The minutes, to be published at 1900 GMT, come after outgoing Fed Chair Janet Yellen said rates should rise gradually but warned she was "very uncertain" that inflation would soon rebound, suggesting a cautious approach to rate increases.
Gold is sensitive to rising rates because they tend to boost the dollar, making gold more expensive for holders of other currencies, and push up bond yields, reducing the appeal of non-yielding gold.
Spot gold was up 0.2 percent at $1,283.51 an ounce at 1034 GMT, while US gold futures for December delivery were 0.1 percent higher at $1,283.40 an ounce.
Gold has benefited from a flattening in the US Treasury yield curve that has supported the Japanese yen and pushed the dollar lower, Saxo Bank analyst Ole Hansen said.
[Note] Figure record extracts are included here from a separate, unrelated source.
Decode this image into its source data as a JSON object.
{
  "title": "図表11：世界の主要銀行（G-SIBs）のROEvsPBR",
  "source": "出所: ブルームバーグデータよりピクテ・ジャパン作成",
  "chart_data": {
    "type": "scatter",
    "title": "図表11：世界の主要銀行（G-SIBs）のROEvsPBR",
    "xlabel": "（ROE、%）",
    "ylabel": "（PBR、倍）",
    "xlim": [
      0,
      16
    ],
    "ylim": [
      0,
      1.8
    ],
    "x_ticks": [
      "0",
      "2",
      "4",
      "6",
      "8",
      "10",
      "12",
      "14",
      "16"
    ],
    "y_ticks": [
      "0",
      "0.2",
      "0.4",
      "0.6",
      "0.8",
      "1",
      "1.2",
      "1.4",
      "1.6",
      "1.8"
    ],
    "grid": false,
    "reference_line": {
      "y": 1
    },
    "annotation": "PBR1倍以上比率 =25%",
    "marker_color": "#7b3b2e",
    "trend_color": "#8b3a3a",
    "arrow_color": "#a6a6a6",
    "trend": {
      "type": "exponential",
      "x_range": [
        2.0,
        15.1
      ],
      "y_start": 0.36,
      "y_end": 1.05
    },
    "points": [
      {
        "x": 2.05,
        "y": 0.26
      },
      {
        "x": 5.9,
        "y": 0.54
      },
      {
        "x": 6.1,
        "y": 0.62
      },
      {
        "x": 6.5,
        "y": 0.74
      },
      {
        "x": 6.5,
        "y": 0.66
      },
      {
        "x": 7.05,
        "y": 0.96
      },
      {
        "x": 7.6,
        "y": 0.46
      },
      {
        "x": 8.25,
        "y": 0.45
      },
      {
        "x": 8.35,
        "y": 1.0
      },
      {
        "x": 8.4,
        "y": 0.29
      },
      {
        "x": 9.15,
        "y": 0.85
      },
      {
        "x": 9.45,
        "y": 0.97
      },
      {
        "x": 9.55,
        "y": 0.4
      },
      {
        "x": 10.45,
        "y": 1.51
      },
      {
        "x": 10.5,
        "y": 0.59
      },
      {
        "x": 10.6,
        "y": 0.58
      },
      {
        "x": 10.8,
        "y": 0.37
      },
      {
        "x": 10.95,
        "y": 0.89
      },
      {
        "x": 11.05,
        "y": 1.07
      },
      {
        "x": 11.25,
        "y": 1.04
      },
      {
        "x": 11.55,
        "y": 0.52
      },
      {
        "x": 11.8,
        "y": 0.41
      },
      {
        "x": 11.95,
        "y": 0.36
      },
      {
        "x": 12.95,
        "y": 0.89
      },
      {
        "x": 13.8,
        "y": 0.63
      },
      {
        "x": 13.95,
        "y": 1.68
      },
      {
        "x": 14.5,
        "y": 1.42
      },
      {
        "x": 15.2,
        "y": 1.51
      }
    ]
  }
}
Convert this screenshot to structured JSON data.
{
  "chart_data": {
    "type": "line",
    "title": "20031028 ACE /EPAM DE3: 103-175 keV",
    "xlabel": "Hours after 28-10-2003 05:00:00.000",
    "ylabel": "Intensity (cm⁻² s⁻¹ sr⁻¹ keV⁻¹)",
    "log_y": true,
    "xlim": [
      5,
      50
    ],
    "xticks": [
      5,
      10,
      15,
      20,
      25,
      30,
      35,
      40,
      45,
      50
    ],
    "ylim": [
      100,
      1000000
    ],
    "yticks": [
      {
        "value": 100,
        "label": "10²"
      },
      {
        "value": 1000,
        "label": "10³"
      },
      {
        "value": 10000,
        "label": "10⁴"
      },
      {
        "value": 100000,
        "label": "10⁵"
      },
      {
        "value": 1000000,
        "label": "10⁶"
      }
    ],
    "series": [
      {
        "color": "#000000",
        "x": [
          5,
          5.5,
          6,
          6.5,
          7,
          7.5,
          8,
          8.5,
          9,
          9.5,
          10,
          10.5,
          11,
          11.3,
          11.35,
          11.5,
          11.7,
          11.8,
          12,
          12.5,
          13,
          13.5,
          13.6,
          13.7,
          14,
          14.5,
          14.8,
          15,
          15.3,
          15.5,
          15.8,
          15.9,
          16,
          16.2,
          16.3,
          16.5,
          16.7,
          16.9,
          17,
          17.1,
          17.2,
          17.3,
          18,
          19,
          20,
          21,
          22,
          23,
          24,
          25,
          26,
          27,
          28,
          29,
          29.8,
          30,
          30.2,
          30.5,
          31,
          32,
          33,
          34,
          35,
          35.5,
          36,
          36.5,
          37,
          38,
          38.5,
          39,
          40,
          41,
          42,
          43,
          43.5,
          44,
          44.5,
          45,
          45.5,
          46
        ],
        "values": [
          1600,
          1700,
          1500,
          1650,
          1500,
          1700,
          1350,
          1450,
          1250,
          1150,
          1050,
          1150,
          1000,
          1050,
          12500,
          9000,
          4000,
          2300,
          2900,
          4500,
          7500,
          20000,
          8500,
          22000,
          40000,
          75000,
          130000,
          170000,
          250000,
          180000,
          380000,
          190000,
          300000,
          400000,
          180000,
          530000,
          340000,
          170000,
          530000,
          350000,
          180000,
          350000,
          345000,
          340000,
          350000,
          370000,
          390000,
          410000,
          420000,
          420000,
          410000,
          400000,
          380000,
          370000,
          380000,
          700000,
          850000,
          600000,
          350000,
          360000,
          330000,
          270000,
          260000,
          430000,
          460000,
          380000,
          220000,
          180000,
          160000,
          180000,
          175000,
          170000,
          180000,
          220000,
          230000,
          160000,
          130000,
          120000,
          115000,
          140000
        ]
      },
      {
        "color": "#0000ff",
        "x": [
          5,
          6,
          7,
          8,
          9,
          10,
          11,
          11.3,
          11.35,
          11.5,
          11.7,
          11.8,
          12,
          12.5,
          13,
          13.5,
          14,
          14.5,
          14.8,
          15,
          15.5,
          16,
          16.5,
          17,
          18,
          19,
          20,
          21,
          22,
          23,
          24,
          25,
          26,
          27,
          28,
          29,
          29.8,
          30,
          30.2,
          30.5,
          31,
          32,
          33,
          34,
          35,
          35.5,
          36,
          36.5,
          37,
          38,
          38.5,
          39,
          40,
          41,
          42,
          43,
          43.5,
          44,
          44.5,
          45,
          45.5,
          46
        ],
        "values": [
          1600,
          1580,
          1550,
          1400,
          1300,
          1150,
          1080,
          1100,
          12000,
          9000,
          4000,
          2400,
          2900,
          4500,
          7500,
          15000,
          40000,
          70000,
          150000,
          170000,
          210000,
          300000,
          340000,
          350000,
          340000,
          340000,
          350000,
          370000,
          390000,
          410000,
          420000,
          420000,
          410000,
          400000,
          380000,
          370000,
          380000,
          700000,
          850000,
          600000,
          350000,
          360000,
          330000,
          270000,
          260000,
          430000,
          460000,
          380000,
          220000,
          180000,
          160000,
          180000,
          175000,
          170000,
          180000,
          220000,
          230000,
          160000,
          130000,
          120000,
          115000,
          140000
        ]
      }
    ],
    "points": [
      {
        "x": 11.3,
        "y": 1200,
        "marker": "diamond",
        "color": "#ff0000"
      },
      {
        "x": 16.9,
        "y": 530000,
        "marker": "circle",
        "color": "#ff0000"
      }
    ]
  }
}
The US yield curve hit the lowest in a decade on Tuesday on expectations that the Fed will raise rates and the government will increase debt issuance in short- and intermediate-dated maturities while delaying big increases at longer dates.
"Gold has been stuck in a range with an average price of $1,280 since early October but we are seeing some higher lows and higher highs, which indicates there is underlying support
for the market," Hansen said.
Investors were keen to own gold to hedge against risks including a fall in global stock markets from current record highs, he said, predicting gold would rise to $1,325 by the end of the year.
Bets on higher gold prices by money managers increased last week for the first time since early September.
However, rising US interest rates through next year were likely to strengthen the dollar and put pressure on gold, said Julius Baer analyst Carsten Menke.
On the technical side, resistance was at the 50-day moving average around $1,286 and a Fibonacci level at $1,295.40 and momentum was upward, analysts at ScotiaMocatta said in a note.
Commerzbank analysts said gold was holding steadily above its 200-day moving average and they expected an attempt to break above $1,297.